- Developer: Skyworks Interactive
- Publisher: Majesco
- Platform: Nintendo DS
- Release: 2005
- Genre: Video game compilation
- Mode: Single-player

= Golden Nugget Casino DS =

2005 video game

Golden Nugget Casino DS is a 2005 video game developed by American studio Skyworks Interactive and released by Majesco for the Nintendo DS. The game, named for the Las Vegas casino of the same name, is the first Golden Nugget themed game released for the DS. A prior game was released for the Game Boy Advance in 2004 (this Game Boy Advance game was later released again in 2005 as a 2 Games in 1 pack along with Texas Hold Em Poker), and another prior game was released for the Nintendo 64 (called Golden Nugget 64) back in 1998, preceded by a prior game for the PlayStation back in 1997 and the PC back in 1996.

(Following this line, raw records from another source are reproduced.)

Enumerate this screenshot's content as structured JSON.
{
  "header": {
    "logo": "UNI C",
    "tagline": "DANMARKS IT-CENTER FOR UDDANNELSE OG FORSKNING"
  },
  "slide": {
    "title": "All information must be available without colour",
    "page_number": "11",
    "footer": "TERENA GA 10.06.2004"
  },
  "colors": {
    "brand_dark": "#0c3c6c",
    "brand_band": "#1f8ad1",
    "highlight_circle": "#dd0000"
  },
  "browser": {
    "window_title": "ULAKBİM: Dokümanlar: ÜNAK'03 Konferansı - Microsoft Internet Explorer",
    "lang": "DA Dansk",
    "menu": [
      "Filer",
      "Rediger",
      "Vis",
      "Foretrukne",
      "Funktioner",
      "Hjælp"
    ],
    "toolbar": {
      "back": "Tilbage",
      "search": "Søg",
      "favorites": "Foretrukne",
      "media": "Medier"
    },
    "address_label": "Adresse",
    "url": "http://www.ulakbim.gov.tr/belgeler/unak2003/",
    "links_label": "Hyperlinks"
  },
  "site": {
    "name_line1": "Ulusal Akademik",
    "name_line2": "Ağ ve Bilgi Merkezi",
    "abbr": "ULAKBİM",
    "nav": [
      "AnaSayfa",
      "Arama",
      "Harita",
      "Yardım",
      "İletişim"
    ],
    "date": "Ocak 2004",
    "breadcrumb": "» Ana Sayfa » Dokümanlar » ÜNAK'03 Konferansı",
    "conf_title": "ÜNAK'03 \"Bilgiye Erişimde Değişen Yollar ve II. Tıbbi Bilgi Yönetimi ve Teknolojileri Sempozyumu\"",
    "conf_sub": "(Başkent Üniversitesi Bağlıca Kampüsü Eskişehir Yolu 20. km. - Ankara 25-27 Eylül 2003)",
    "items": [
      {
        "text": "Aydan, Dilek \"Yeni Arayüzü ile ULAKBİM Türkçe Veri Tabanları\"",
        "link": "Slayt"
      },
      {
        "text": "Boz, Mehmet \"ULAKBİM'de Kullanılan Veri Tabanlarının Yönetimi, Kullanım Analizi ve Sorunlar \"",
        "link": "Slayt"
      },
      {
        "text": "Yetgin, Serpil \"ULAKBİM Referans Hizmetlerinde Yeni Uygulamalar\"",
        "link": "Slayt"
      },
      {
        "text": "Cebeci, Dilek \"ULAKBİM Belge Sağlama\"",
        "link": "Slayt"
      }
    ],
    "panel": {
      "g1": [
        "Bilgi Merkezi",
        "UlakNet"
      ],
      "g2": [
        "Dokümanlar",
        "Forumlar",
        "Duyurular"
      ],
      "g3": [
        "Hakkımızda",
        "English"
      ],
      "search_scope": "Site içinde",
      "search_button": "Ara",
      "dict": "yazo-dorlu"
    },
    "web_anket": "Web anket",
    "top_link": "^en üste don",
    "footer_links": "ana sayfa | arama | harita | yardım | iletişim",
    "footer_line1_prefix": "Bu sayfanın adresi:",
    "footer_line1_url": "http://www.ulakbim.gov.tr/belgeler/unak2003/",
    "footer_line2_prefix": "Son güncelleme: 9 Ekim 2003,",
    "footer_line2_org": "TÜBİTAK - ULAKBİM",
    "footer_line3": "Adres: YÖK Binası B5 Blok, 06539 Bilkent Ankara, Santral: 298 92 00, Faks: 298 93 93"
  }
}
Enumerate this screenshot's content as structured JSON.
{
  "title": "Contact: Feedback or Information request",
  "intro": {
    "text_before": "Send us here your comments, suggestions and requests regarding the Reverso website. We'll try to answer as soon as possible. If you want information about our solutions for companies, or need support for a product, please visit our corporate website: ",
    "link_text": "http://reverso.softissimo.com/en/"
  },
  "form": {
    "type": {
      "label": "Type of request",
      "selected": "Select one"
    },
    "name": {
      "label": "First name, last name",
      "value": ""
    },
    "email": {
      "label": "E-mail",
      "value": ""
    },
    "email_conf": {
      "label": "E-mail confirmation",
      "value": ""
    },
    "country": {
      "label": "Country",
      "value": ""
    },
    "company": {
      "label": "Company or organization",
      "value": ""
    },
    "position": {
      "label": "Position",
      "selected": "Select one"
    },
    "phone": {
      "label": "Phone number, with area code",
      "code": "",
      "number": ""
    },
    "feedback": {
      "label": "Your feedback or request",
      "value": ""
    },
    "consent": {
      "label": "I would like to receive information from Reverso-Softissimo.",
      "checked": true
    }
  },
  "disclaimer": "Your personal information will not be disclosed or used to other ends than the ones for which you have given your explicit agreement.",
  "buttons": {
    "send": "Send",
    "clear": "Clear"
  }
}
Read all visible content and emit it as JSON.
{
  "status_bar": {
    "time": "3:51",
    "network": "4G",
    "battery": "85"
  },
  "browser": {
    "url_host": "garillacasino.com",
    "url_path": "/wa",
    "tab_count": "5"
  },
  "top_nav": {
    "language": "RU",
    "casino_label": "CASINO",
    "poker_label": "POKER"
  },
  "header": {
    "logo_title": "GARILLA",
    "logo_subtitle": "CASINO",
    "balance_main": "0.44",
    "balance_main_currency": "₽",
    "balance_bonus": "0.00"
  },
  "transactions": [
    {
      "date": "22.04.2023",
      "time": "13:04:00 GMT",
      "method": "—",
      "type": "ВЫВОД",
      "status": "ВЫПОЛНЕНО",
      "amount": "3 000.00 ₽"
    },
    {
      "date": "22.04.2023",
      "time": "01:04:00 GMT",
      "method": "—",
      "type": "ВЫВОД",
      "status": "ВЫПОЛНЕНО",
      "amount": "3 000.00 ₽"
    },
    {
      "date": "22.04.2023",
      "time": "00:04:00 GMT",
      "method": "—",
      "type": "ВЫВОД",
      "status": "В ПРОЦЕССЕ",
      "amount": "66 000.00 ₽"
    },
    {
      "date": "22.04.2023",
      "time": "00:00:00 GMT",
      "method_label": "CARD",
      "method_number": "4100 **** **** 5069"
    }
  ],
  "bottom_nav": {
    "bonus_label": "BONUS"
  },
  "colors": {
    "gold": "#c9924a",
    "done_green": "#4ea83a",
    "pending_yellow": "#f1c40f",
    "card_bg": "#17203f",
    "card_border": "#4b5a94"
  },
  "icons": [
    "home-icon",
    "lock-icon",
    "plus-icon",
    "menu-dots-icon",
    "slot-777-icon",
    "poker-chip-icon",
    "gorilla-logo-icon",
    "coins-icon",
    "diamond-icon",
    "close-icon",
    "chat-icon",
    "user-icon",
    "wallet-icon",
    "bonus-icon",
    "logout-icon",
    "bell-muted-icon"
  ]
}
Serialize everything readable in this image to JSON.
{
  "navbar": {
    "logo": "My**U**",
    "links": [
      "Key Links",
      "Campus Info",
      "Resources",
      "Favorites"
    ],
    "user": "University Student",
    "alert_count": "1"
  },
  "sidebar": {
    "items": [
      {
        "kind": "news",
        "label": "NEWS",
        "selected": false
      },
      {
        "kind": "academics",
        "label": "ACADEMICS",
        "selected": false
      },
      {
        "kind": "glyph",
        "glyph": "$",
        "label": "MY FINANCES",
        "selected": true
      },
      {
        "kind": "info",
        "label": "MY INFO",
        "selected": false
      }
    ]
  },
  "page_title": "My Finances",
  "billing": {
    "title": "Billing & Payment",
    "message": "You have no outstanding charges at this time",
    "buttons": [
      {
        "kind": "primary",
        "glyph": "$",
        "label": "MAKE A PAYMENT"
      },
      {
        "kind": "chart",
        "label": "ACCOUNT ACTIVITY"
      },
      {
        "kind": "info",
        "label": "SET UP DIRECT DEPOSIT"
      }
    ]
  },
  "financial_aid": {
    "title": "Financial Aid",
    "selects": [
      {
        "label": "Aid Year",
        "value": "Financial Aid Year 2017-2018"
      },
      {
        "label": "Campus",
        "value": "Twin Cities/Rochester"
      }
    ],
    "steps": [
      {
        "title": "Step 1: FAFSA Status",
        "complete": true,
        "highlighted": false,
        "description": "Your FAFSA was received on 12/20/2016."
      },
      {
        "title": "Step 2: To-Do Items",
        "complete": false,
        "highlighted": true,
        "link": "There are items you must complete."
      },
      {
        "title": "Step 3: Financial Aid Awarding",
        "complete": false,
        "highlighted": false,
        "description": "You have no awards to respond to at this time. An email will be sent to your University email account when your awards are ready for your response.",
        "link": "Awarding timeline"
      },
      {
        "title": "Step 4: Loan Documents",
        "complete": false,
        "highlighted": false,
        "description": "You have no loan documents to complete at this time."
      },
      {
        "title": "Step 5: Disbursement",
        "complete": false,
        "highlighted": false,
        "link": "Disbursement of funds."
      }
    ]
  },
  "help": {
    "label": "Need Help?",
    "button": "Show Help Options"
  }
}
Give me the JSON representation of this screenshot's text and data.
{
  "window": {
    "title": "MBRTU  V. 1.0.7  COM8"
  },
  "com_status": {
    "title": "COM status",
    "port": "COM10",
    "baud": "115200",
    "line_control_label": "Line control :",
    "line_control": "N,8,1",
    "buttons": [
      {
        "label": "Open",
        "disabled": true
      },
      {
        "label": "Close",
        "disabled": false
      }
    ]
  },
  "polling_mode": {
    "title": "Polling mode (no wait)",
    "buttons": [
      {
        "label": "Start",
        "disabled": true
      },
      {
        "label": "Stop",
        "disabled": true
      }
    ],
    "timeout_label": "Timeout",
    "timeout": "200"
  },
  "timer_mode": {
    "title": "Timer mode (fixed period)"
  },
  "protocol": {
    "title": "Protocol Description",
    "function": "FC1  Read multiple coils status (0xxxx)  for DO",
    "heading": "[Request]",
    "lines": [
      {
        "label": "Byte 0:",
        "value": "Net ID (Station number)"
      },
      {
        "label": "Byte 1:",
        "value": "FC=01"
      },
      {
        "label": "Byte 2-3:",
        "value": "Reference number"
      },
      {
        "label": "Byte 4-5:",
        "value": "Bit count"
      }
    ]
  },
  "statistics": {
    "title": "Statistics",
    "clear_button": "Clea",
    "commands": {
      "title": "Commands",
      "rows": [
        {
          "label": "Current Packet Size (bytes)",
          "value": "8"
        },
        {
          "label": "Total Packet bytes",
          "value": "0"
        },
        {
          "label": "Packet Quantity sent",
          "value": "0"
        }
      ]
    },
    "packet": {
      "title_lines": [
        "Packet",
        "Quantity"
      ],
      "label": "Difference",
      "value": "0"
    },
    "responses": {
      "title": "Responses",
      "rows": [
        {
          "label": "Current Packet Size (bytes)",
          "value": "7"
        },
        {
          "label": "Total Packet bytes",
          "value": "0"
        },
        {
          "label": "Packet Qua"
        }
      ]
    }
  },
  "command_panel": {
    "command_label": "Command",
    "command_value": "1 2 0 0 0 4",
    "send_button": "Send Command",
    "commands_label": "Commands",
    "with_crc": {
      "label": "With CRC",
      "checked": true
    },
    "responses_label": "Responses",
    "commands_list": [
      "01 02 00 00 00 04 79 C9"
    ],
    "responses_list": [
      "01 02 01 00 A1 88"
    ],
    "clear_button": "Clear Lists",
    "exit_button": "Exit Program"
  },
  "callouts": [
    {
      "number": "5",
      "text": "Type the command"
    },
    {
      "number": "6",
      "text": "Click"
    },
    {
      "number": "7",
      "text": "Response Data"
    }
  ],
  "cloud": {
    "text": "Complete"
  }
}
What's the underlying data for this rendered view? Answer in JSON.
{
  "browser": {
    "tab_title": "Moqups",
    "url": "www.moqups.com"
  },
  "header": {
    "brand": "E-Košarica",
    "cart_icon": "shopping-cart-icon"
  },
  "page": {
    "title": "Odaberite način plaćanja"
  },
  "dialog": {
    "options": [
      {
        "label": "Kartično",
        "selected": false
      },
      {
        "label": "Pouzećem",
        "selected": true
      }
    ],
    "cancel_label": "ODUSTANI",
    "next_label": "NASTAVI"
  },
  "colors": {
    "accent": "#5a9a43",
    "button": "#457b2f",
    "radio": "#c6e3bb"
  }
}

The player begins with $2,000.00. Although the cartridge saves a player's winnings, a player can reset the amount to $2,000.00 at any point.

==Games==
The following games are included:

- Blackjack
- Craps
- North Slots
- South Slots
- Money Wheel
- Video poker
- Roulette

When a game is selected, the game offers several betting limits to choose from, as well as three of each version of slots and video poker.

==Reception==
Craig Harris of IGN gave the game a 5.0 out of 10, writing "(T)here's really nothing 'broken' about Golden Nugget Casino. It's just that the developer didn't exactly go above and beyond the call. All you're getting is the ability to play these casino games in a single player fashion".